El abogado Francisco de Vargas, en representación de la Asociación Espíritu Santo, analizó la situación jurídica del litigio por unas 310.000 hectáreas de tierras ubicadas en la región del Chaco, cuyo valor estimado superaría los USD 500 millones. El profesional del foro recordó que dichos inmuebles fueron objeto de una resolución civil dictada por la exjueza Tania Irún a favor de cuatro firmas offshore con sedes en Chipre e Islas Vírgenes Británicas, un acto que, según sostiene, contraviene lo dispuesto en la Ley de Seguridad Fronteriza.
En declaraciones a la emisora 780 AM, De Vargas detalló que la referida legislación establece restricciones precisas para la titularidad de tierras en la periferia del territorio nacional. Indicó que la normativa prohíbe de forma expresa que ciudadanos de países limítrofes, o bien sociedades cuyos accionistas no puedan ser identificados o posean acciones endosables, figuren como propietarios de inmuebles rurales dentro de la franja de seguridad.
El representante legal trajo a colación posturas previas de la titular de la Dirección General de los Registros Públicos, Dra. Lourdes González de Muñoz, quien en declaraciones a medios judiciales especializados había señalado que la dependencia a su cargo debe funcionar como un órgano de calificación legal.
“El primer filtro es el notario el autor del documento, y luego quien vuelve a recalificar el documento en cuanto al cumplimiento de los requisitos formales y legales es el registrador.

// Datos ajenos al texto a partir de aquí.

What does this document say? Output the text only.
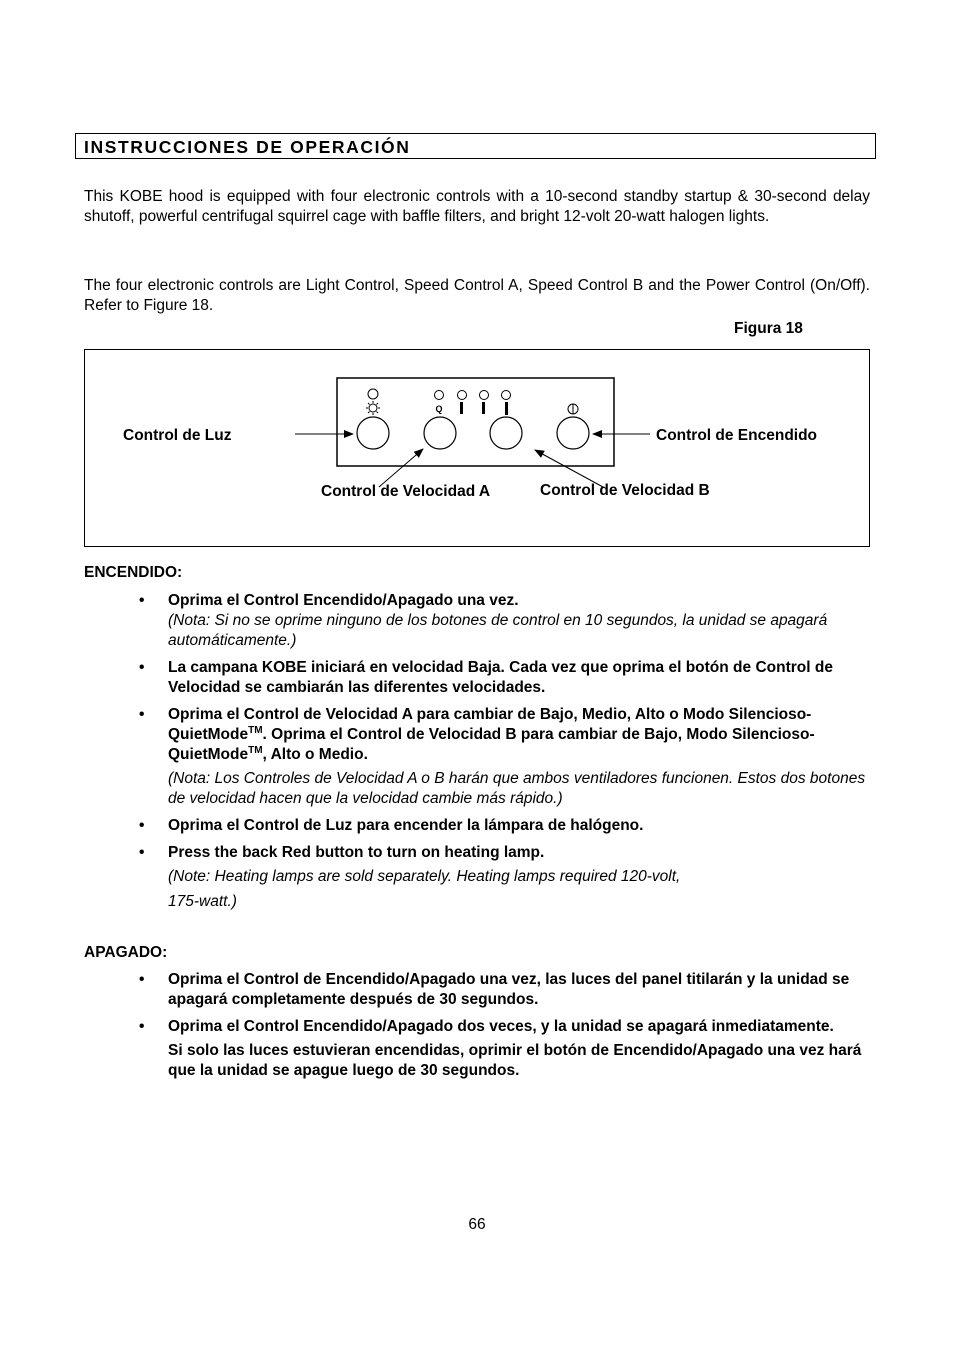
INSTRUCCIONES DE OPERACIÓN
This KOBE hood is equipped with four electronic controls with a 10-second standby startup & 30-second delay shutoff, powerful centrifugal squirrel cage with baffle filters, and bright 12-volt 20-watt halogen lights.
The four electronic controls are Light Control, Speed Control A, Speed Control B and the Power Control (On/Off). Refer to Figure 18.
Figura 18
Q
Control de Luz	Control de Encendido
Control de Velocidad A	Control de Velocidad B
ENCENDIDO:
• Oprima el Control Encendido/Apagado una vez.
(Nota: Si no se oprime ninguno de los botones de control en 10 segundos, la unidad se apagará automáticamente.)
• La campana KOBE iniciará en velocidad Baja. Cada vez que oprima el botón de Control de Velocidad se cambiarán las diferentes velocidades.
• Oprima el Control de Velocidad A para cambiar de Bajo, Medio, Alto o Modo Silencioso-QuietMode™. Oprima el Control de Velocidad B para cambiar de Bajo, Modo Silencioso-QuietMode™, Alto o Medio.
(Nota: Los Controles de Velocidad A o B harán que ambos ventiladores funcionen. Estos dos botones de velocidad hacen que la velocidad cambie más rápido.)
• Oprima el Control de Luz para encender la lámpara de halógeno.
• Press the back Red button to turn on heating lamp.
(Note: Heating lamps are sold separately. Heating lamps required 120-volt,
175-watt.)
APAGADO:
• Oprima el Control de Encendido/Apagado una vez, las luces del panel titilarán y la unidad se apagará completamente después de 30 segundos.
• Oprima el Control Encendido/Apagado dos veces, y la unidad se apagará inmediatamente.
Si solo las luces estuvieran encendidas, oprimir el botón de Encendido/Apagado una vez hará que la unidad se apague luego de 30 segundos.
66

No solamente basta que Catastro diga que el inmueble está en zona de seguridad fronteriza, hay que verificar las documentaciones de las partes, sobre todo del adquirente que es el que nos interesa para saber si puede o no adquirir dentro de la zona de seguridad fronteriza”, había explicado la alta funcionaria a PDS.
Además, la doctora González había hecho referencia a la postura del vicepresidente de la Corte Suprema de Justicia, Luis María Benítez Riera, respecto a que el artículo 4º de la Ley Nº 2532/05 no distinguen nacionalidades, sino que obligan de forma taxativa a que las acciones de las sociedades adquirentes sean nominativas y no endosables.

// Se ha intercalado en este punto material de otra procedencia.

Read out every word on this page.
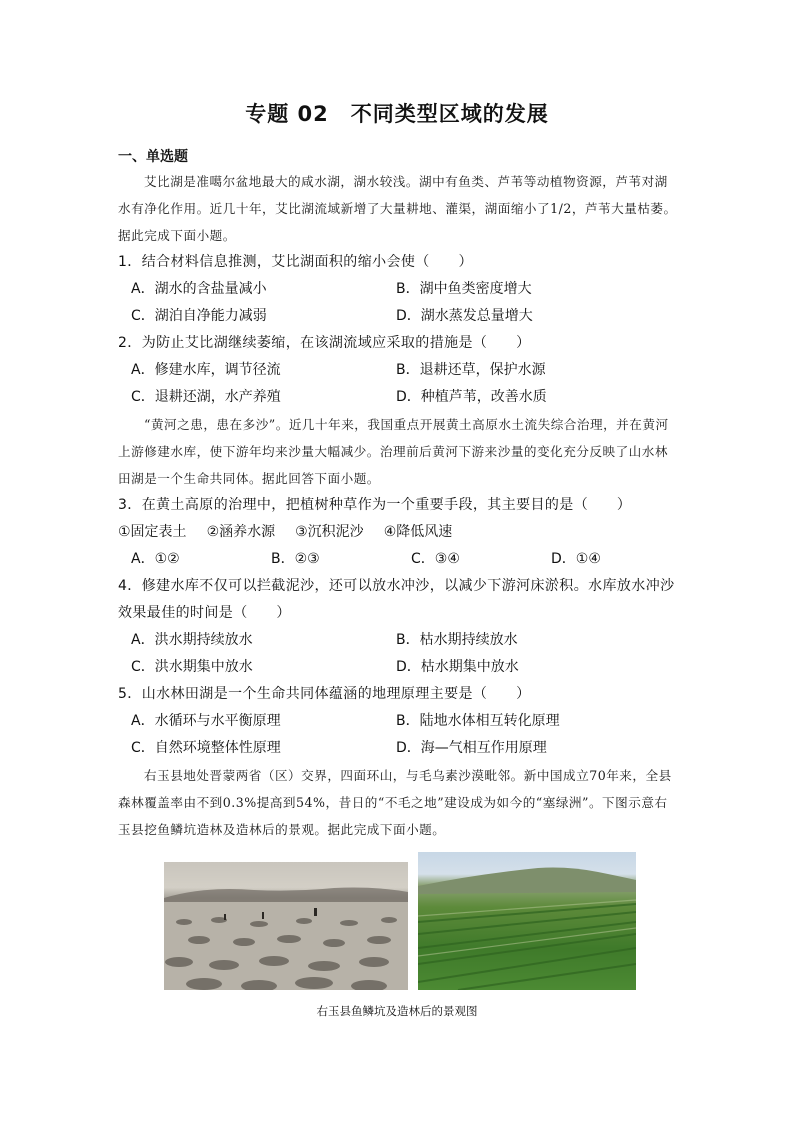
专题 02　不同类型区域的发展
一、单选题

艾比湖是准噶尔盆地最大的咸水湖，湖水较浅。湖中有鱼类、芦苇等动植物资源，芦苇对湖水有净化作用。近几十年，艾比湖流域新增了大量耕地、灌渠，湖面缩小了1/2，芦苇大量枯萎。据此完成下面小题。

1．结合材料信息推测，艾比湖面积的缩小会使（　　）

A．湖水的含盐量减小	B．湖中鱼类密度增大
C．湖泊自净能力减弱	D．湖水蒸发总量增大

2．为防止艾比湖继续萎缩，在该湖流域应采取的措施是（　　）

A．修建水库，调节径流	B．退耕还草，保护水源
C．退耕还湖，水产养殖	D．种植芦苇，改善水质

“黄河之患，患在多沙”。近几十年来，我国重点开展黄土高原水土流失综合治理，并在黄河上游修建水库，使下游年均来沙量大幅减少。治理前后黄河下游来沙量的变化充分反映了山水林田湖是一个生命共同体。据此回答下面小题。

3．在黄土高原的治理中，把植树种草作为一个重要手段，其主要目的是（　　）

①固定表土 ②涵养水源 ③沉积泥沙 ④降低风速
A．①②	B．②③	C．③④	D．①④

4．修建水库不仅可以拦截泥沙，还可以放水冲沙，以减少下游河床淤积。水库放水冲沙效果最佳的时间是（　　）

A．洪水期持续放水	B．枯水期持续放水
C．洪水期集中放水	D．枯水期集中放水

5．山水林田湖是一个生命共同体蕴涵的地理原理主要是（　　）

A．水循环与水平衡原理	B．陆地水体相互转化原理
C．自然环境整体性原理	D．海—气相互作用原理

右玉县地处晋蒙两省（区）交界，四面环山，与毛乌素沙漠毗邻。新中国成立70年来，全县森林覆盖率由不到0.3%提高到54%，昔日的“不毛之地”建设成为如今的“塞绿洲”。下图示意右玉县挖鱼鳞坑造林及造林后的景观。据此完成下面小题。

右玉县鱼鳞坑及造林后的景观图
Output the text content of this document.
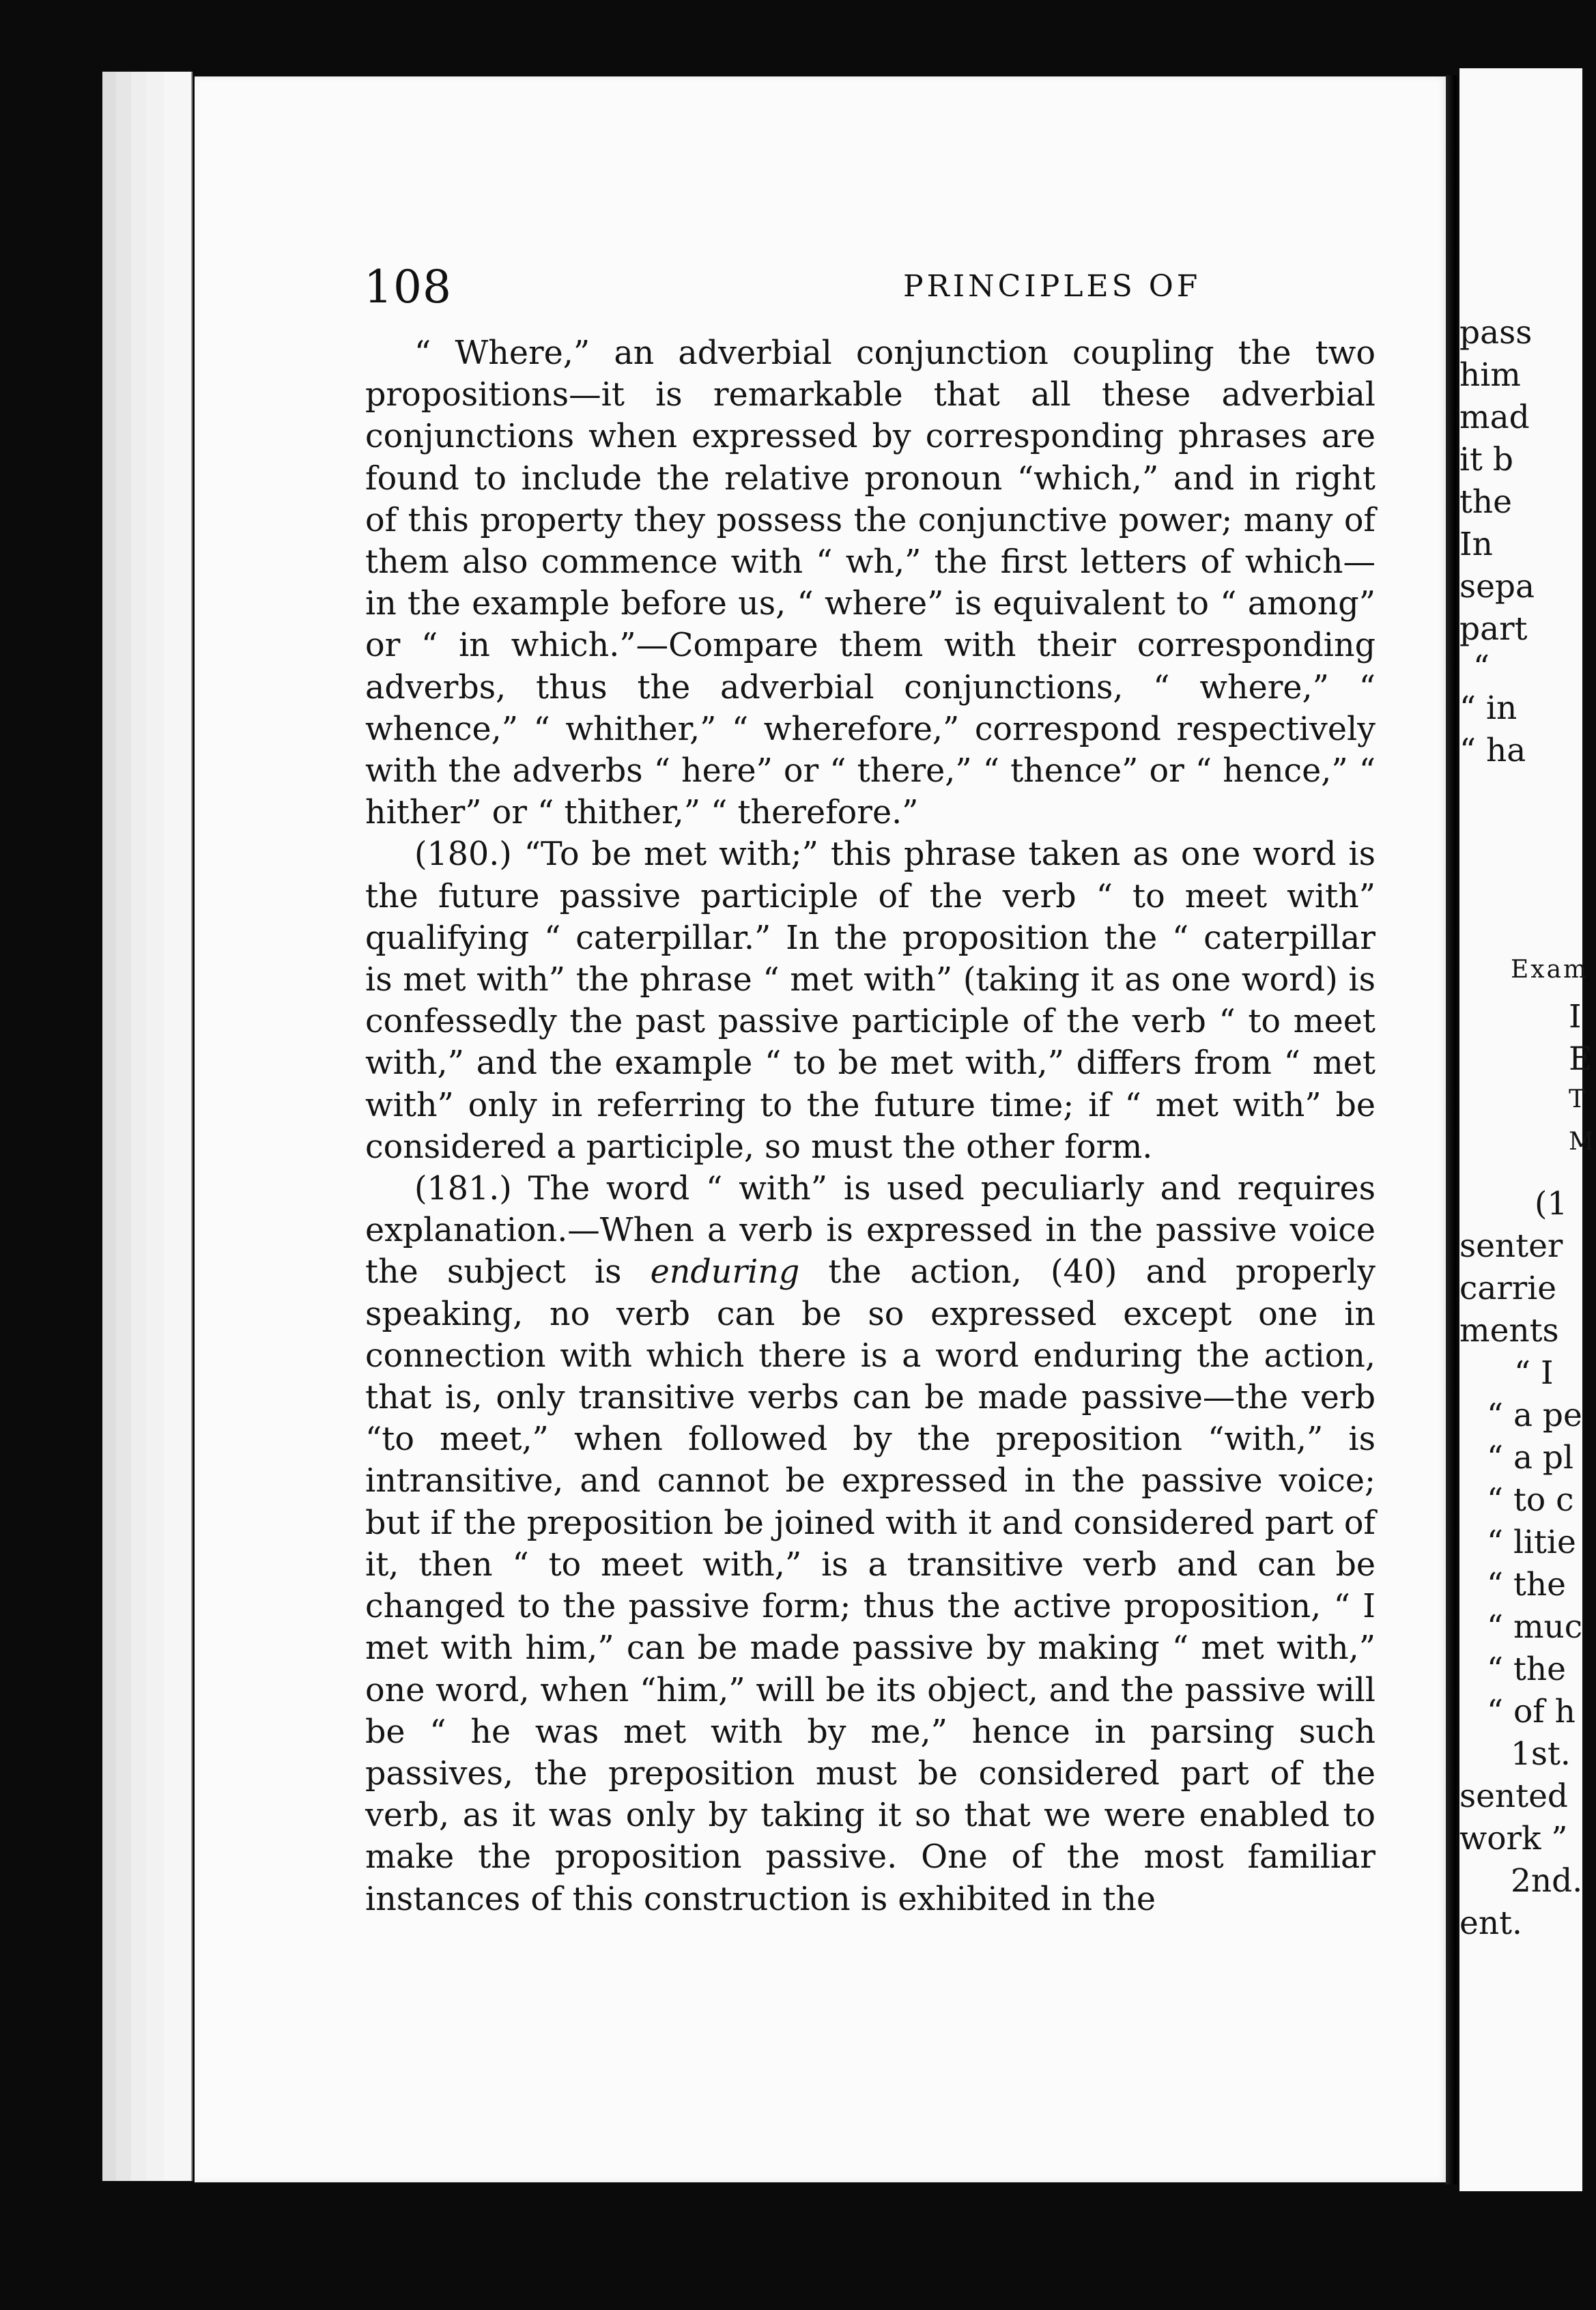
108	PRINCIPLES OF

“ Where,” an adverbial conjunction coupling the two propositions—it is remarkable that all these adverbial conjunctions when expressed by corresponding phrases are found to include the relative pronoun “which,” and in right of this property they possess the conjunctive power; many of them also commence with “ wh,” the first letters of which—in the example before us, “ where” is equivalent to “ among” or “ in which.”—Compare them with their corresponding adverbs, thus the adverbial conjunctions, “ where,” “ whence,” “ whither,” “ wherefore,” correspond respectively with the adverbs “ here” or “ there,” “ thence” or “ hence,” “ hither” or “ thither,” “ therefore.”

(180.) “To be met with;” this phrase taken as one word is the future passive participle of the verb “ to meet with” qualifying “ caterpillar.” In the proposition the “ caterpillar is met with” the phrase “ met with” (taking it as one word) is confessedly the past passive participle of the verb “ to meet with,” and the example “ to be met with,” differs from “ met with” only in referring to the future time; if “ met with” be considered a participle, so must the other form.

(181.) The word “ with” is used peculiarly and requires explanation.—When a verb is expressed in the passive voice the subject is enduring the action, (40) and properly speaking, no verb can be so expressed except one in connection with which there is a word enduring the action, that is, only transitive verbs can be made passive—the verb “to meet,” when followed by the preposition “with,” is intransitive, and cannot be expressed in the passive voice; but if the preposition be joined with it and considered part of it, then “ to meet with,” is a transitive verb and can be changed to the passive form; thus the active proposition, “ I met with him,” can be made passive by making “ met with,” one word, when “him,” will be its object, and the passive will be “ he was met with by me,” hence in parsing such passives, the preposition must be considered part of the verb, as it was only by taking it so that we were enabled to make the proposition passive. One of the most familiar instances of this construction is exhibited in the

pass
him
mad
it b
the
In
sepa
part
“
“ in
“ ha
Exam
I
E
T
M
(1
senter
carrie
ments
“ I
“ a pe
“ a pl
“ to c
“ litie
“ the
“ muc
“ the
“ of h
1st.
sented
work ”
2nd.
ent.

De acuerdo con las carpetas fiscales del Ministerio Público se explicó que en el marco de la acusación por prevaricato contra la exmagistrada Irún, los estatutos sociales de las firmas extranjeras beneficiadas en el fallo original (Cusabo Limited, Kiveloria Limited, Firstar Investments Limited y Elite Kingdom) no reúnen las condiciones exigidas por el ordenamiento paraguayo, al contemplar la figura de acciones endosables.

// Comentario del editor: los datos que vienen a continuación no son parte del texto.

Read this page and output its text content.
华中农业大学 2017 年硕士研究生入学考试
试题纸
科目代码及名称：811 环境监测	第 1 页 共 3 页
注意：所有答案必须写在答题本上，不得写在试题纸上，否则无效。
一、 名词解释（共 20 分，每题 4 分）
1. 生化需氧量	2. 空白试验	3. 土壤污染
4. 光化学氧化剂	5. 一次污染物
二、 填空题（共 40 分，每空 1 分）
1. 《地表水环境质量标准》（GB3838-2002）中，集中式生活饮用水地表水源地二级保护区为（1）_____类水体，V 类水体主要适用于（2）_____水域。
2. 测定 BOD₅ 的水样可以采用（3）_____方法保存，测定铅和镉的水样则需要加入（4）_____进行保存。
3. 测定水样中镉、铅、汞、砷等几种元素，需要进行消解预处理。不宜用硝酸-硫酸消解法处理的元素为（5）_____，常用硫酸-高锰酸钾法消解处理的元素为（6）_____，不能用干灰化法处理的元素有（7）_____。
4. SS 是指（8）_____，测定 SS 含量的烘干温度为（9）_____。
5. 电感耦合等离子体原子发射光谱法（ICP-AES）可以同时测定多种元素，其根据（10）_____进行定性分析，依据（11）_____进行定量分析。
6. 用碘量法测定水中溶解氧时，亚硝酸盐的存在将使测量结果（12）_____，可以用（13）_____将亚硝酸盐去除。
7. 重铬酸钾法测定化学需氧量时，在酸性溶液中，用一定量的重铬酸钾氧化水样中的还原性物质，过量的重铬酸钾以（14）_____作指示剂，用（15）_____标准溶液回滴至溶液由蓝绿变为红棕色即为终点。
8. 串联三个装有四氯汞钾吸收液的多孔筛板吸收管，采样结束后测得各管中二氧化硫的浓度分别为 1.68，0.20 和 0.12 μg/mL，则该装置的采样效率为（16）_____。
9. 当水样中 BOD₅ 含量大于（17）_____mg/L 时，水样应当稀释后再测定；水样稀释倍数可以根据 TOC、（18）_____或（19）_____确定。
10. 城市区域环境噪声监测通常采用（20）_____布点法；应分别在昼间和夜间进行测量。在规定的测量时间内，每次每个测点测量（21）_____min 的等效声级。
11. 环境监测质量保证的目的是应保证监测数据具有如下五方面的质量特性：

Finalmente, De Vargas explicó que, de forma paralela a las acciones judiciales que buscan la nulidad de la resolución dictada por la exjueza Irún, la Asociación Espíritu Santo formalizó un pedido administrativo ante los Registros Públicos.
“Estamos solicitando a la Dirección General de Registros Públicos que emita una nota negativa, fundada en la ley, para que la escrituración no se haga efectiva por lo que estamos diciendo», indicó el profesional, concluyendo de forma tajante que «esta sentencia es una afrenta directa a la soberanía de la República del Paraguay».